Suasana baru di dunia usaha itu memicu berbagai kelahiran perusahaan
periklanan. Tentu saja, yang pertama kali muncul justru perusahaan-perusahaan
periklanan yang secara ilmiah terbawa oleh masuknya perusahaan multinasional
ke Indonesia. Contohnya adalah Olgilvy & Mather yang berkibar di Jakarta
dengan nama IndoAd di bawah pimpinan Emir Muchtar, karena hadirnya klienklien O&M di Indonesia, seperti: American Express, dll. Sebelumnya O&M lahir di
Indonesia dengan nama SH Benson, kemudian berubah menjadi Olgivy &Mather.
Perubahan nama O&M menjadi IndoAd terkait Peraturan Menteri Perdagangan
pada tahun 1970 yang melarang perusahaan periklanan asing di Indonesia.

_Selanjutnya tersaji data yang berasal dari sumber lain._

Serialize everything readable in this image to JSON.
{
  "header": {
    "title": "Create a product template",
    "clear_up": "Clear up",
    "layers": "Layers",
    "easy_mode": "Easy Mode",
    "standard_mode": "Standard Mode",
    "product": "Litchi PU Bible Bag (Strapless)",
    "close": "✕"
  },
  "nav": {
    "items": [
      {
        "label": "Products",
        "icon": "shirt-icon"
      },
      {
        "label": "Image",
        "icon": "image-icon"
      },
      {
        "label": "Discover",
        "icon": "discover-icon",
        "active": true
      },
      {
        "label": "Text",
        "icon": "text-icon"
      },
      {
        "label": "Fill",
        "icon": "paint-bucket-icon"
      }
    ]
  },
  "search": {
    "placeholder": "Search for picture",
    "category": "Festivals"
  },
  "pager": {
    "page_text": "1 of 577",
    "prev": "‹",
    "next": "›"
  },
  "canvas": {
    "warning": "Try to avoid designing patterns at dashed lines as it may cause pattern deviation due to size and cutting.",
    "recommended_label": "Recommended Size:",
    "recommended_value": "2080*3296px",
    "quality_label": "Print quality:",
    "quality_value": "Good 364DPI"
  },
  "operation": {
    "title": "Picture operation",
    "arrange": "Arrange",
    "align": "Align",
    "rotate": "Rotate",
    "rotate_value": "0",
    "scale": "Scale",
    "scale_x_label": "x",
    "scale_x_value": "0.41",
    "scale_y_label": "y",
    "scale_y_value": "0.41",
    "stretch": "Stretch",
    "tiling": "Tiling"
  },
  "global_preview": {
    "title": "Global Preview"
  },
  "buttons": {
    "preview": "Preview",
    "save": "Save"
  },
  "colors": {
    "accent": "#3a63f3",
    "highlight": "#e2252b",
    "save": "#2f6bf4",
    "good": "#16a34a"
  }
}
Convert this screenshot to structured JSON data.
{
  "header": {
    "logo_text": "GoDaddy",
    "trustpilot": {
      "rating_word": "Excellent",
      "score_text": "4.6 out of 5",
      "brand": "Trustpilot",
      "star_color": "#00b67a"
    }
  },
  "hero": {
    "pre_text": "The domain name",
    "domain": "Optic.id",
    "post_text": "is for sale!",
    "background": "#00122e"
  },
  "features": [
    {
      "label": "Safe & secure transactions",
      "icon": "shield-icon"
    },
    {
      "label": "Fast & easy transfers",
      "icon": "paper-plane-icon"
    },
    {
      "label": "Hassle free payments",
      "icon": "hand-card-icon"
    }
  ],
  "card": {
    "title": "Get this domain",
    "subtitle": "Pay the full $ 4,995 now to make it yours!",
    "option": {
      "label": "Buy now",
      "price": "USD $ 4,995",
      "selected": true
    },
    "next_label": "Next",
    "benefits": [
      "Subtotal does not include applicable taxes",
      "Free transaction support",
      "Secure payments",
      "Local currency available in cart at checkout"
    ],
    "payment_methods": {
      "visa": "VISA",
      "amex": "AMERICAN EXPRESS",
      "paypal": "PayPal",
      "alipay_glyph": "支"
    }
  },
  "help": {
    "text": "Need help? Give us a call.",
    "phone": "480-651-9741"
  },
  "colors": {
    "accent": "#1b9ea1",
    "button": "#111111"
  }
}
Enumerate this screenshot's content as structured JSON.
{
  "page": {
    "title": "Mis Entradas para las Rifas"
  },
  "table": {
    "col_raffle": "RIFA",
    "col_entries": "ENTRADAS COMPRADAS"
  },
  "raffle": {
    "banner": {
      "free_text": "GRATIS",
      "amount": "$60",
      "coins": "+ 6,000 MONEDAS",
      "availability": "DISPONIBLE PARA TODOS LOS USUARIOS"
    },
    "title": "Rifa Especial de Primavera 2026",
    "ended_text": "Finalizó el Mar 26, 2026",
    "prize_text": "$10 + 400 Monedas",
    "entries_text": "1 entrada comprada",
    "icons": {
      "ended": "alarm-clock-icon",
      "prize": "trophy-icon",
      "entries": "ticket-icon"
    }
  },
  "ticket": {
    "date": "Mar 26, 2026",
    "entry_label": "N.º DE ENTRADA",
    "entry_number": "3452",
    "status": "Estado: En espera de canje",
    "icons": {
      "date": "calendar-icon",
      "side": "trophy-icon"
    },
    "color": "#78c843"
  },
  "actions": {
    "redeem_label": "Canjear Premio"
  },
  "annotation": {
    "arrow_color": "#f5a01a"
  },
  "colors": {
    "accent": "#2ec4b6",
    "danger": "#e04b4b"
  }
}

Contoh lain adalah McCann Erickson yang dibawa oleh Coca cola dan kemudian
mengibarkan bendera Perwanal Utama di bawah pimpinan Savrinus Suardi.

Iklan sebgai salah satu alat pemasaran yang
ampuh langsung saja berdenyut dengan nafas
baru yang segar. Beberapa perusahaan
periklanan muncup pada masa ini. Demikian
juga media untuk beriklan. Dan periklanan pun
menjadi marak. Dasawarsa 1970an juga
ditandai dengan tampilanya selebritis Indonesia
sebagai bintang iklan. Sabun Lux produksi
Unilever boleh jadi merupakan trendsetter di
bidang itu. Sejak dasawarsa 1950an, Lux
sudah memakai slogan ”dipakai oleh 9 dari 10
bintang-bintang film”. Lux diidentifikasikan
dengan bintang-bintang film rupawan berkelas
dunia, antara lain : Sophia Loren.


Pada dasawarsa 1970an, slogan itu diubah sedikit menjadi
”sabun kecantikan bintang-bintang film”. Unilever juga mulai
memakai bintang-bintang film Indonesia untuk menjadi duta
produknya. Widyawati, bintang film populer berpribadi lembut
dengan kecantikkan memukau, tampil sebagai spokesperson
Lux. Beberapa bintang film papan atas pun silih berganti
tampil sebagai ”The Lux Lady”.
Salah satu yang legendaris adalah Christine Hakim, bintang
film temuan Teguh Karya. Produk detergen bermerk rinso pun
memilih Krisbiantoro sebgai duta produk. Kris adalah seorang
penyanyi merangkap master of ceremony yang kocak dan
menjadi presenter berbagai program televisi populer pada saat
itu. Popularitas Krisbiantoro pun serta merts menjadi tuas yang
ampuh untuk mendongkrak popularitas rinso.level International
Advertising Services (Lintas) perusahaan periklanan yang
menganai produk-produk Unilever tidak hanya menumpang
popularitas selebritis, melainkan juga melahirkan bintangbintang baru. Robby Sugara, misalnya, ”hanyalah” seorang
head waiter di sebuah restoran ketika terpilih menjadi bintang
”The Brisk Man”. Kehidupannya pun melejit seperti meteor.